Auch Gottesdienst ist ein Ausdruck von Gottesliebe © Walter Ludin
Walter Ludin

Predigt über 4 Arten von Liebe

Böse Zungen behaupten: Wenn einem Prediger nichts mehr einfällt, spricht er über die Liebe. Allerdings ist es fast unmöglich, darüber etwas Neues, Interessantes zu sagen.

Nun, wenn ich heute über die Liebe predige, nicht deshalb, weil mir kein anderes Thema eingefallen wäre. Sondern weil es sich vom Evangelium her aufdrängt. Dort wird Jesus von einem Schriftgelehrten gefragt, welches das wichtigste Gebot sein. Die Gottes- und Nächstenliebe, ist die klare Antwort.

Befassen wir uns kurz mit der Gottesliebe. Ob ich Gott liebe, wurde ich kürzlich gefragt. Ich war etwas perplex und sagte schliesslich: «Ja, ich hoffe es.» Der Grund für mein Zögern: Ich wage nicht zu behaupten, dass ich Gott – wie es im Gebot heisst – liebe aus ganzem Herzen, aus ganzer Seele, mit dem ganzen Denken. Vielleicht geht es Ihnen ja ebenso: Eine so radikale Gottesliebe hat kaum jemand.

Und doch: Wir haben die Möglichkeit, unsere Liebe zu Gott klar und deutlich auszudrücken. Nämlich, im Gottesdienst und im persönlichen Gebet.

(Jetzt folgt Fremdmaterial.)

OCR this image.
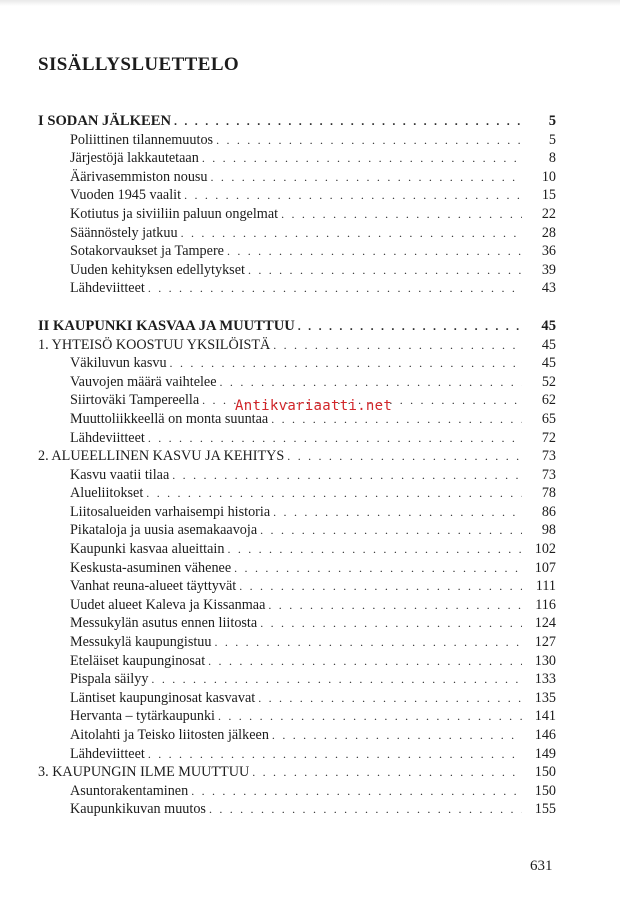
SISÄLLYSLUETTELO
I SODAN JÄLKEEN . . .	5
Poliittinen tilannemuutos . . .	5
Järjestöjä lakkautetaan . . .	8
Äärivasemmiston nousu . . .	10
Vuoden 1945 vaalit . . .	15
Kotiutus ja siviiliin paluun ongelmat . . .	22
Säännöstely jatkuu . . .	28
Sotakorvaukset ja Tampere . . .	36
Uuden kehityksen edellytykset . . .	39
Lähdeviitteet . . .	43
II KAUPUNKI KASVAA JA MUUTTUU . . .	45
1. YHTEISÖ KOOSTUU YKSILÖISTÄ . . .	45
Väkiluvun kasvu . . .	45
Vauvojen määrä vaihtelee . . .	52
Siirtoväki Tampereella . . .	62
Muuttoliikkeellä on monta suuntaa . . .	65
Lähdeviitteet . . .	72
2. ALUEELLINEN KASVU JA KEHITYS . . .	73
Kasvu vaatii tilaa . . .	73
Alueliitokset . . .	78
Liitosalueiden varhaisempi historia . . .	86
Pikataloja ja uusia asemakaavoja . . .	98
Kaupunki kasvaa alueittain . . .	102
Keskusta-asuminen vähenee . . .	107
Vanhat reuna-alueet täyttyvät . . .	111
Uudet alueet Kaleva ja Kissanmaa . . .	116
Messukylän asutus ennen liitosta . . .	124
Messukylä kaupungistuu . . .	127
Eteläiset kaupunginosat . . .	130
Pispala säilyy . . .	133
Läntiset kaupunginosat kasvavat . . .	135
Hervanta – tytärkaupunki . . .	141
Aitolahti ja Teisko liitosten jälkeen . . .	146
Lähdeviitteet . . .	149
3. KAUPUNGIN ILME MUUTTUU . . .	150
Asuntorakentaminen . . .	150
Kaupunkikuvan muutos . . .	155
Antikvariaatti.net
631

Ein Ausdruck unserer Liebe ist es, wenn wir Gott danken für all das Schöne und Gute, das er uns Tag für Tag schenkt.

Und nun zum ebenso wichtigen Gebot, unsere Nächsten zu lieben. Was dies bedeuten könnte, zeigt Jesus im Gleichnis vom Samariter und dem Mann, der unter die Räuber gefallen ist. Dieser, das bedeutet, ein Mensch, der Hilfe braucht, ist unser Nächster.

Wir haben es im Alltag wohl nie mit solch drastischen Fällen zu tun. Doch immer wieder kommt es vor, dass in unserer Umgebung jemand Hilfe braucht; oder dass jemand wartet, dass wir ihm Zeit schenken und ein gutes Wort. Oft kommen solche Hilfesuchende zu uns, wenn wir Ruhe brauchen oder mit Anderweitigem beschäftigt sind. Wenn wir dann unsere Herzen, Ohren und Augen für ihn öffnen, erfüllen wir dieses Gebot.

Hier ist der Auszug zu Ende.